Com estas considerações, voto por dar provimento ao recurso da parte autora, a fim de reformar a sentença, para determinar a concessão do benefício de amparo social (LOAS) desde a data do requerimento administrativo, com incidência, sobre os valores atrasados, juros e correção monetária conforme determina o Manual de Orientação para Procedimentos de Cálculos da Justiça Federal e suas atualizações.

Considerando a fundamentação acima, bem assim o caráter alimentar do benefício ora reconhecido e que eventual recurso a ser interposto não terá efeito suspensivo, ANTECIPO OS EFEITOS DA TUTELA, nos termos do art. 4º da Lei nº 10.259/2001, para determinar ao INSS que implante o benefício de amparo social, em favor da parte autora, no prazo de 15 (quinze) dias, observando ainda o prazo de 45 dias para o primeiro pagamento (art. 41-A, § 5º, da Lei nº 8.213/91).
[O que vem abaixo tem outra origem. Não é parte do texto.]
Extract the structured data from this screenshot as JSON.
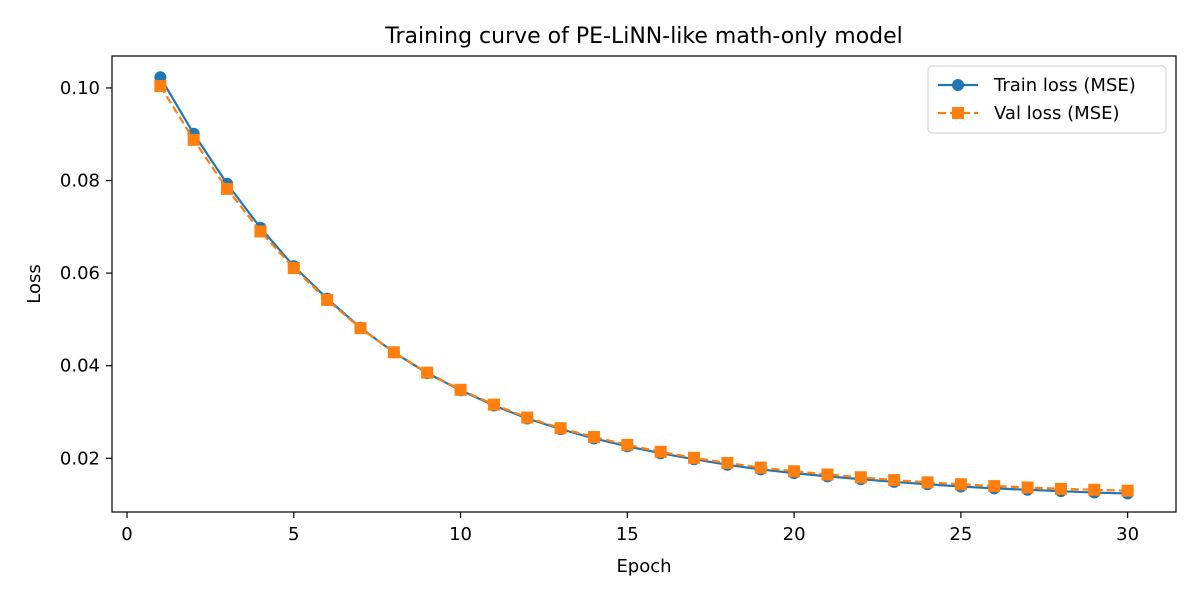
{
  "chart_data": {
    "type": "line",
    "title": "Training curve of PE-LiNN-like math-only model",
    "xlabel": "Epoch",
    "ylabel": "Loss",
    "xlim": [
      -0.45,
      31.45
    ],
    "ylim": [
      0.0084,
      0.1069
    ],
    "xticks": [
      0,
      5,
      10,
      15,
      20,
      25,
      30
    ],
    "yticks": [
      0.02,
      0.04,
      0.06,
      0.08,
      0.1
    ],
    "ytick_labels": [
      "0.02",
      "0.04",
      "0.06",
      "0.08",
      "0.10"
    ],
    "grid": false,
    "legend_position": "top-right",
    "x": [
      1,
      2,
      3,
      4,
      5,
      6,
      7,
      8,
      9,
      10,
      11,
      12,
      13,
      14,
      15,
      16,
      17,
      18,
      19,
      20,
      21,
      22,
      23,
      24,
      25,
      26,
      27,
      28,
      29,
      30
    ],
    "series": [
      {
        "name": "Train loss (MSE)",
        "color": "#1f77b4",
        "marker": "circle",
        "linestyle": "solid",
        "values": [
          0.1023,
          0.0901,
          0.0793,
          0.0698,
          0.0615,
          0.0545,
          0.0482,
          0.0429,
          0.0384,
          0.0347,
          0.0314,
          0.0286,
          0.0263,
          0.0243,
          0.0226,
          0.0211,
          0.0198,
          0.0186,
          0.0176,
          0.0168,
          0.0161,
          0.0155,
          0.0149,
          0.0144,
          0.0139,
          0.0135,
          0.0132,
          0.0129,
          0.0126,
          0.0124
        ]
      },
      {
        "name": "Val loss (MSE)",
        "color": "#ff7f0e",
        "marker": "square",
        "linestyle": "dashed",
        "values": [
          0.1004,
          0.0888,
          0.0782,
          0.069,
          0.0611,
          0.0542,
          0.0481,
          0.0429,
          0.0385,
          0.0348,
          0.0316,
          0.0288,
          0.0265,
          0.0246,
          0.0229,
          0.0214,
          0.0201,
          0.019,
          0.018,
          0.0172,
          0.0165,
          0.0159,
          0.0153,
          0.0148,
          0.0144,
          0.014,
          0.0137,
          0.0134,
          0.0132,
          0.013
        ]
      }
    ]
  }
}
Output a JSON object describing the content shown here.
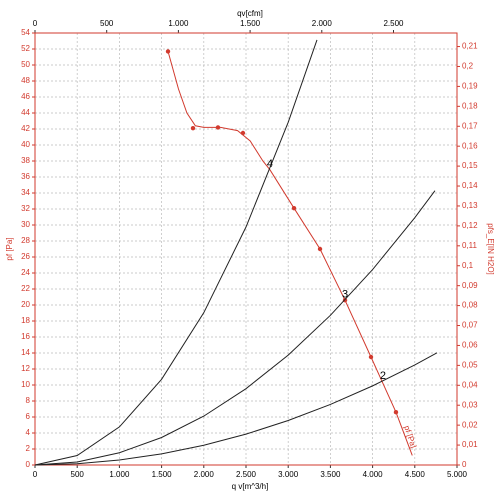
{
  "chart_data": {
    "type": "line",
    "xlabel": "q v[m^3/h]",
    "ylabel": "pf [Pa]",
    "y2label": "pfs_E[IN H2O]",
    "x2label": "qv[cfm]",
    "xlim": [
      0,
      5000
    ],
    "xticks": [
      0,
      500,
      {
        "value": 1000,
        "label": "1.000"
      },
      {
        "value": 1500,
        "label": "1.500"
      },
      {
        "value": 2000,
        "label": "2.000"
      },
      {
        "value": 2500,
        "label": "2.500"
      },
      {
        "value": 3000,
        "label": "3.000"
      },
      {
        "value": 3500,
        "label": "3.500"
      },
      {
        "value": 4000,
        "label": "4.000"
      },
      {
        "value": 4500,
        "label": "4.500"
      },
      {
        "value": 5000,
        "label": "5.000"
      }
    ],
    "x2lim": [
      0,
      2942.9
    ],
    "x2ticks": [
      0,
      500,
      {
        "value": 1000,
        "label": "1.000"
      },
      {
        "value": 1500,
        "label": "1.500"
      },
      {
        "value": 2000,
        "label": "2.000"
      },
      {
        "value": 2500,
        "label": "2.500"
      }
    ],
    "ylim": [
      0,
      54
    ],
    "yticks": [
      0,
      2,
      4,
      6,
      8,
      10,
      12,
      14,
      16,
      18,
      20,
      22,
      24,
      26,
      28,
      30,
      32,
      34,
      36,
      38,
      40,
      42,
      44,
      46,
      48,
      50,
      52,
      54
    ],
    "y2lim": [
      0,
      0.2168
    ],
    "y2ticks": [
      0,
      {
        "value": 0.01,
        "label": "0,01"
      },
      {
        "value": 0.02,
        "label": "0,02"
      },
      {
        "value": 0.03,
        "label": "0,03"
      },
      {
        "value": 0.04,
        "label": "0,04"
      },
      {
        "value": 0.05,
        "label": "0,05"
      },
      {
        "value": 0.06,
        "label": "0,06"
      },
      {
        "value": 0.07,
        "label": "0,07"
      },
      {
        "value": 0.08,
        "label": "0,08"
      },
      {
        "value": 0.09,
        "label": "0,09"
      },
      {
        "value": 0.1,
        "label": "0,1"
      },
      {
        "value": 0.11,
        "label": "0,11"
      },
      {
        "value": 0.12,
        "label": "0,12"
      },
      {
        "value": 0.13,
        "label": "0,13"
      },
      {
        "value": 0.14,
        "label": "0,14"
      },
      {
        "value": 0.15,
        "label": "0,15"
      },
      {
        "value": 0.16,
        "label": "0,16"
      },
      {
        "value": 0.17,
        "label": "0,17"
      },
      {
        "value": 0.18,
        "label": "0,18"
      },
      {
        "value": 0.19,
        "label": "0,19"
      },
      {
        "value": 0.2,
        "label": "0,2"
      },
      {
        "value": 0.21,
        "label": "0,21"
      }
    ],
    "grid": true,
    "series": [
      {
        "color": "#d23a2e",
        "x": [
          1576,
          1700,
          1800,
          1900,
          2000,
          2200,
          2400,
          2550,
          2700,
          2784,
          3069,
          3377,
          3673,
          3981,
          4277,
          4470
        ],
        "values": [
          51.7,
          47,
          44,
          42.4,
          42.2,
          42.2,
          41.8,
          40.5,
          38,
          36.9,
          32.1,
          27,
          20.6,
          13.5,
          6.6,
          1.2
        ],
        "markers_x": [
          1576,
          1872,
          2168,
          2464,
          3069,
          3377,
          3673,
          3981,
          4277
        ],
        "markers": [
          51.7,
          42.1,
          42.2,
          41.5,
          32.1,
          27,
          20.6,
          13.5,
          6.6
        ]
      },
      {
        "color": "#222222",
        "x": [
          0,
          500,
          1000,
          1500,
          2000,
          2500,
          3000,
          3341
        ],
        "values": [
          0,
          1.19,
          4.76,
          10.71,
          19.04,
          29.75,
          42.84,
          53.13
        ]
      },
      {
        "color": "#222222",
        "x": [
          0,
          500,
          1000,
          1500,
          2000,
          2500,
          3000,
          3500,
          4000,
          4500,
          4739
        ],
        "values": [
          0,
          0.38,
          1.53,
          3.44,
          6.11,
          9.54,
          13.74,
          18.71,
          24.43,
          30.92,
          34.29
        ]
      },
      {
        "color": "#222222",
        "x": [
          0,
          500,
          1000,
          1500,
          2000,
          2500,
          3000,
          3500,
          4000,
          4500,
          4763
        ],
        "values": [
          0,
          0.15,
          0.62,
          1.39,
          2.47,
          3.86,
          5.56,
          7.57,
          9.89,
          12.51,
          14.02
        ]
      }
    ],
    "annotations": [
      {
        "text": "4",
        "x": 2784,
        "y": 37.6
      },
      {
        "text": "3",
        "x": 3673,
        "y": 21.3
      },
      {
        "text": "2",
        "x": 4123,
        "y": 11.1
      },
      {
        "text": "pf [Pa]",
        "x": 4440,
        "y": 3.5
      }
    ]
  }
}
Oficie-se à Gerência Executiva do INSS para cumprimento.

Sem condenação em honorários, pois não há recorrente vencido, nos termos do artigo 55 da Lei n. 9.099/95.

Custas na forma da lei.

 

É o voto.

 

 

 

 

 

 

 

 

 

 

 



Dispensada a redação de ementa nos termos do artigo 13, §3º, da Lei 9.099/95, aplicável aos Juizados Especiais Federais por força do disposto no artigo 1º da Lei 10.259/2001.


  ACÓRDÃO

Vistos e relatados estes autos em que são partes as acima indicadas, a Primeira Turma Recursal da Seção Judiciária de Mato Grosso do Sul decidiu, por unanimidade, dar provimento ao recurso da parte autora, nos termos do relatório e voto que ficam fazendo parte integrante do presente julgado.